Bird se sintió desamparado. Tuvo ganas de regresar a la meseta nigeriana para saborear el residuo del sueño, a pesar de que había sido una pesadilla como un erizo de mar, llena de espinas de miedo. Pero se contuvo y, con voz neutra y desprovista de sentimientos, preguntó:
– ¿La madre está bien?
Tuvo la impresión de haberse escuchado formular esa pregunta miles de veces, dirigida a sí mismo y con idéntica voz.
– Su esposa está bien. Pero usted debe venir en seguida.
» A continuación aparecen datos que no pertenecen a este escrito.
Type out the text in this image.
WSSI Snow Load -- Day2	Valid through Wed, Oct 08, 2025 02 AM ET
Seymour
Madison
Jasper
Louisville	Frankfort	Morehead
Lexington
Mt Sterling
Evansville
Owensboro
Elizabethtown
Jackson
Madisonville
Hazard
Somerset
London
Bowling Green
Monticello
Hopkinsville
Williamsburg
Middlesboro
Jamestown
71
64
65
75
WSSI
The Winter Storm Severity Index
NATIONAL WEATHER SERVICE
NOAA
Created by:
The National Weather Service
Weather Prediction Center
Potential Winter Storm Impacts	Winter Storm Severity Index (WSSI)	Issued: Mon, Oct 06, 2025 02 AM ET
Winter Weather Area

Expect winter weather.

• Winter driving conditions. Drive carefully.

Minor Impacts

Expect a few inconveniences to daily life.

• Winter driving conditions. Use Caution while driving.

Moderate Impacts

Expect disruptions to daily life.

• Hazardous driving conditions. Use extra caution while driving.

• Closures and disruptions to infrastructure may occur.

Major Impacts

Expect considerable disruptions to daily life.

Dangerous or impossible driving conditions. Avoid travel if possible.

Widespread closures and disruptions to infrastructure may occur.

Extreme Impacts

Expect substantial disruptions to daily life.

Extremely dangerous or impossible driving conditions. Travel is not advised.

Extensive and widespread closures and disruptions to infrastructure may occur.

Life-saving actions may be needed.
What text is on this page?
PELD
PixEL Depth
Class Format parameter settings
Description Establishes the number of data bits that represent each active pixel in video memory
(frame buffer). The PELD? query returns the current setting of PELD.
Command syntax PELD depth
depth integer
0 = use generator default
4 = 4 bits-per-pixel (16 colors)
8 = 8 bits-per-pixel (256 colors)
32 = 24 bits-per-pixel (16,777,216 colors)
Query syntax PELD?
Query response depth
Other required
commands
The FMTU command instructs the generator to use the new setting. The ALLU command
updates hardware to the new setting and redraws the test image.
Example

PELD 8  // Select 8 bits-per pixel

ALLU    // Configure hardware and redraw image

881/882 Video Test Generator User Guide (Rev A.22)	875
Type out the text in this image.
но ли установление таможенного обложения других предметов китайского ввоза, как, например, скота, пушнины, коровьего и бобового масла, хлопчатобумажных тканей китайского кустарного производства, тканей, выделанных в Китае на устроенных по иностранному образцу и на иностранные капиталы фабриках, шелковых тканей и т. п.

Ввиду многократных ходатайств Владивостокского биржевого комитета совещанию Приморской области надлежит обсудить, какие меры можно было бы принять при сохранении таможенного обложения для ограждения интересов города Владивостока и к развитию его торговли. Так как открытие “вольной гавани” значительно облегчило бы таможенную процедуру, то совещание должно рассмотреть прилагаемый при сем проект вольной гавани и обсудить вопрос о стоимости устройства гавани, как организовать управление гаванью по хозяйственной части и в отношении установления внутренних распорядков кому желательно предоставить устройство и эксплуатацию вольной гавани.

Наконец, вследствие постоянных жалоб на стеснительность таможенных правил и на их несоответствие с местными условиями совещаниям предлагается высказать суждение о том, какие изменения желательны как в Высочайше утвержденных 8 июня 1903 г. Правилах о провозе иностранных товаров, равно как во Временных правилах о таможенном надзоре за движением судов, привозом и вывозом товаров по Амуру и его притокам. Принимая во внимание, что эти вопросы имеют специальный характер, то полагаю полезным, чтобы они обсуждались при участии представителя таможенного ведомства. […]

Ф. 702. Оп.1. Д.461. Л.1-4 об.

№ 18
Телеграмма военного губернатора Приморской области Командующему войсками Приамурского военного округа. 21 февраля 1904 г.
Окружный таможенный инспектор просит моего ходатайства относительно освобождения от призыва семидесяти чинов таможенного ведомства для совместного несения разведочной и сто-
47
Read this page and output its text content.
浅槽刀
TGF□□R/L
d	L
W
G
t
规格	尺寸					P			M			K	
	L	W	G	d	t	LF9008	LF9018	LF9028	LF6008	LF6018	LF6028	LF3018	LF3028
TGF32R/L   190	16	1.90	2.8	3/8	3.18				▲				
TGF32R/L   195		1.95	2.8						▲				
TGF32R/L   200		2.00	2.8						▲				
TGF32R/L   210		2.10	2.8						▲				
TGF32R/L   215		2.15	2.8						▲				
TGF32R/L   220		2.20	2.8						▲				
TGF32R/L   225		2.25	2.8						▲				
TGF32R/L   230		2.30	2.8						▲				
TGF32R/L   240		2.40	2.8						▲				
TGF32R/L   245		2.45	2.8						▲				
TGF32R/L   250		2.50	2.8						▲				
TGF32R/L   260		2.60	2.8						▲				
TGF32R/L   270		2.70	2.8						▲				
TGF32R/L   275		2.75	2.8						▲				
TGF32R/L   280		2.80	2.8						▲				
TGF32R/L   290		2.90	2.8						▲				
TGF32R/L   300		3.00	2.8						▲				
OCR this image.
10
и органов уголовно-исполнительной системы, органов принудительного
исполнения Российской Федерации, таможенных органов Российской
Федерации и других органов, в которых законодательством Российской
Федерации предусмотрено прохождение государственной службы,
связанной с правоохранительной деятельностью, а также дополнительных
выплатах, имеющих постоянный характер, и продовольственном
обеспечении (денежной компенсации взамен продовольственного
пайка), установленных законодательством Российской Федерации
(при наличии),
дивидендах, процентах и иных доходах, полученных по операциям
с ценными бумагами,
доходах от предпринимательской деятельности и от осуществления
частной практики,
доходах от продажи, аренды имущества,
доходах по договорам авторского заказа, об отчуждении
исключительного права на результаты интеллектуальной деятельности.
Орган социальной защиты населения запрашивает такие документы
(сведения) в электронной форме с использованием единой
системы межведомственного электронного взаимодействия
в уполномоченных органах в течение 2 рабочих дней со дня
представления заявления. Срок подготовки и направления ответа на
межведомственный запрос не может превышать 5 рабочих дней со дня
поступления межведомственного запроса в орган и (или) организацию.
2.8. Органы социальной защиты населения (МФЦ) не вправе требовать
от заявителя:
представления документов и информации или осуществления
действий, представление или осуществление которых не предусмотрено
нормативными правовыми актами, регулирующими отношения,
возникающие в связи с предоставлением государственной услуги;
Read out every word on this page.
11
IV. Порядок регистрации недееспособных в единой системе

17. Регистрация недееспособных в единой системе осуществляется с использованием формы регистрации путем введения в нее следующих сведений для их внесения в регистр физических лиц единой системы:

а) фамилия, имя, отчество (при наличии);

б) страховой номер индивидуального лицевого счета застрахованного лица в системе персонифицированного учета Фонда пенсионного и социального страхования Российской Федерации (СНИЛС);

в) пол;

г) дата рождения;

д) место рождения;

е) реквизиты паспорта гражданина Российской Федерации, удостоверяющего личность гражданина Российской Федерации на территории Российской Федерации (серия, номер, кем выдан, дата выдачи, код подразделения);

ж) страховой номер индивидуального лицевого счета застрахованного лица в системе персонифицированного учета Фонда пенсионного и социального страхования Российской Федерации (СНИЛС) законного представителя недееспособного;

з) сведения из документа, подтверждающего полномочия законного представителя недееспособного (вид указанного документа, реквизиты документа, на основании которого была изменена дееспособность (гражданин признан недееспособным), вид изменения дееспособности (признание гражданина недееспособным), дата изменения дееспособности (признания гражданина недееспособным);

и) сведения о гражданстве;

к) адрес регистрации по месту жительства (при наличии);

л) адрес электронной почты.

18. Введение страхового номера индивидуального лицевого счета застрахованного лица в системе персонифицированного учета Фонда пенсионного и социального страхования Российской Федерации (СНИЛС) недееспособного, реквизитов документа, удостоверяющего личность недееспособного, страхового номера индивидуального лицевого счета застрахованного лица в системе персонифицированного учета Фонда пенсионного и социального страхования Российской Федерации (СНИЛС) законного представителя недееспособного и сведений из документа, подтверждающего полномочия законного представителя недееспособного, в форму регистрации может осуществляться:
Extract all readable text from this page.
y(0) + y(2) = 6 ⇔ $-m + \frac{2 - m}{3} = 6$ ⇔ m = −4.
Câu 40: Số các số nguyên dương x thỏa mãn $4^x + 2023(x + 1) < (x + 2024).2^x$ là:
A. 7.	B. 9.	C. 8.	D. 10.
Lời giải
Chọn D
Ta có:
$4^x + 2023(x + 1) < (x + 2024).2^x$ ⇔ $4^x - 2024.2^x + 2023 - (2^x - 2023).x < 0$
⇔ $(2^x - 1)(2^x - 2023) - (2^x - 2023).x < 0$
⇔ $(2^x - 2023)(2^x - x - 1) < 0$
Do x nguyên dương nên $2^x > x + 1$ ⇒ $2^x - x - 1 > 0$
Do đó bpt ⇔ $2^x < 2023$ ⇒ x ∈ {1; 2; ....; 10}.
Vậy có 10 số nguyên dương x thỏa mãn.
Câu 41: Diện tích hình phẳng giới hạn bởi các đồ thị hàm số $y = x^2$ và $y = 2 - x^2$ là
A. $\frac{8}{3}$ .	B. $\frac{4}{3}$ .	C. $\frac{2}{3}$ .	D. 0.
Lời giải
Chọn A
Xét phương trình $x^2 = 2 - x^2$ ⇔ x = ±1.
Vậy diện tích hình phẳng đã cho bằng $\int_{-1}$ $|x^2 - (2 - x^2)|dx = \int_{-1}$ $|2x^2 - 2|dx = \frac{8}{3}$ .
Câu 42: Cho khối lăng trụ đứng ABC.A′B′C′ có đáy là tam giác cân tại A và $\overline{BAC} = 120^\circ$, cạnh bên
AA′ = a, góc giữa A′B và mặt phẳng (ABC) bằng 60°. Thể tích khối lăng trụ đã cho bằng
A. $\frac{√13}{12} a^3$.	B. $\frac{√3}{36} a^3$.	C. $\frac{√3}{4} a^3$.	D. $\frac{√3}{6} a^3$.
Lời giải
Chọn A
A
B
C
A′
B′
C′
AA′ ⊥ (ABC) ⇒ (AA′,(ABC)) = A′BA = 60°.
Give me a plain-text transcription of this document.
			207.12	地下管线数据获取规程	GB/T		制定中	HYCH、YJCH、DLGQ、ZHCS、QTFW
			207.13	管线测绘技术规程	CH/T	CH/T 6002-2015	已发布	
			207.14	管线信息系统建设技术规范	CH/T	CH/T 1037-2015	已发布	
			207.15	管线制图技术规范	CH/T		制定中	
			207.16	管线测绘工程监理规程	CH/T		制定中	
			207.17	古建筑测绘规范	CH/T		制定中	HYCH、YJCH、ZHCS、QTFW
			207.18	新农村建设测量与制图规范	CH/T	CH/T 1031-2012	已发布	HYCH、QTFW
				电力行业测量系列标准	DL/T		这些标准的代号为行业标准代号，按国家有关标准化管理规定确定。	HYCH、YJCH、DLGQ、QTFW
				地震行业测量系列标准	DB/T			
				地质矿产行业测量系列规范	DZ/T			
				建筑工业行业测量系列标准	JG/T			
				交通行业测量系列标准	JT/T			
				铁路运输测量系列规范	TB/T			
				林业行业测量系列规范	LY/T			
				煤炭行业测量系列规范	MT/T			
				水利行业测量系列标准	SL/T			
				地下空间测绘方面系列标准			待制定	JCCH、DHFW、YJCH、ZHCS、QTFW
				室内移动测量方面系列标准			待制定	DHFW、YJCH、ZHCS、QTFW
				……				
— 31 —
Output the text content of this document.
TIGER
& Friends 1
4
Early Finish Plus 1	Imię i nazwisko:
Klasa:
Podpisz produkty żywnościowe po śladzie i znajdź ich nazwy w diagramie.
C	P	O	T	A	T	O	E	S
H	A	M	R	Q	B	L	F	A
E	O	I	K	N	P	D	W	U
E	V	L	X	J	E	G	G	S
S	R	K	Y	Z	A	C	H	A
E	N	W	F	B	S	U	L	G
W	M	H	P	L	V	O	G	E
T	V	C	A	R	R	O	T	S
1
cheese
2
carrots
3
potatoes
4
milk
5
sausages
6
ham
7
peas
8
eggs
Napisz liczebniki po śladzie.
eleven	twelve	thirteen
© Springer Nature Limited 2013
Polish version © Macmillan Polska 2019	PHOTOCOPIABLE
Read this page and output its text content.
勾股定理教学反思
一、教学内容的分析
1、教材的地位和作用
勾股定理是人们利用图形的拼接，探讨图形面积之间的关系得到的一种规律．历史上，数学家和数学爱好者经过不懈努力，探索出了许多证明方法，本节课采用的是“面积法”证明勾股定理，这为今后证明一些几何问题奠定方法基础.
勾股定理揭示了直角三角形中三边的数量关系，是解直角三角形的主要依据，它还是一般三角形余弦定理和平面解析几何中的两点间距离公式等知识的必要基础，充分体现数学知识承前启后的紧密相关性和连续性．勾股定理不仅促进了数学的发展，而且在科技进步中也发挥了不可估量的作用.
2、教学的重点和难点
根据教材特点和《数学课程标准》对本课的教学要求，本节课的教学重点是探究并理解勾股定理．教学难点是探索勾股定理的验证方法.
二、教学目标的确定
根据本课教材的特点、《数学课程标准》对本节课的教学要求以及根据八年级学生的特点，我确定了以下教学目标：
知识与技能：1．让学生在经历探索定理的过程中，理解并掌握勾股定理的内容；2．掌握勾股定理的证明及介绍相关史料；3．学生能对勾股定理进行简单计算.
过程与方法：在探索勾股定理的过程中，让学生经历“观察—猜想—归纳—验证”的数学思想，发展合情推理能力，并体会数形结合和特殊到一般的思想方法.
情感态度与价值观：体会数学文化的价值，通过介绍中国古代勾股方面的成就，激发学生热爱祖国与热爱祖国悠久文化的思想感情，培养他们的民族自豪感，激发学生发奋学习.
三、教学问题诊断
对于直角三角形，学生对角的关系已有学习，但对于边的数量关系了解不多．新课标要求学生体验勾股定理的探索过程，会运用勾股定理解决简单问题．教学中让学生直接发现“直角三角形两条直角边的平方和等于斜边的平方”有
Bird colgó el auricular y corrió hacia el dormitorio, como un cangrejo que regresa a su agujero. Cerró los ojos con fuerza e intentó sumergirse en la tibieza de su cama, como si negando la realidad pudiera desterrarla instantáneamente, como la meseta nigeriana del sueño. Pero nada cambió. Sacudió la cabeza con resignación y recogió la camisa y los pantalones del borde de la cama. El dolor del cuerpo al agacharse le recordó la pelea de la noche anterior. Había dado la talla. ¡Qué orgulloso se había sentido! Intentó experimentar aquella sensación de orgullo nuevamente pero, desde luego, no lo consiguió. Mientras se abotonaba la camisa, dirigió la mirada al mapa de África occidental. La meseta del sueño estaba situada en un lugar llamado Deifa. Encima había una ilustración: un suido africano lanzándose a la carga. Un suido africano. El phacochoerus era un suido africano. Y la línea azul oblicua trazada en el mapa significaba que allí había un coto de caza. Es decir, que no hubiera estado a salvo ni aunque hubiese logrado llegar a la valla inclinada que aparecía en el sueño.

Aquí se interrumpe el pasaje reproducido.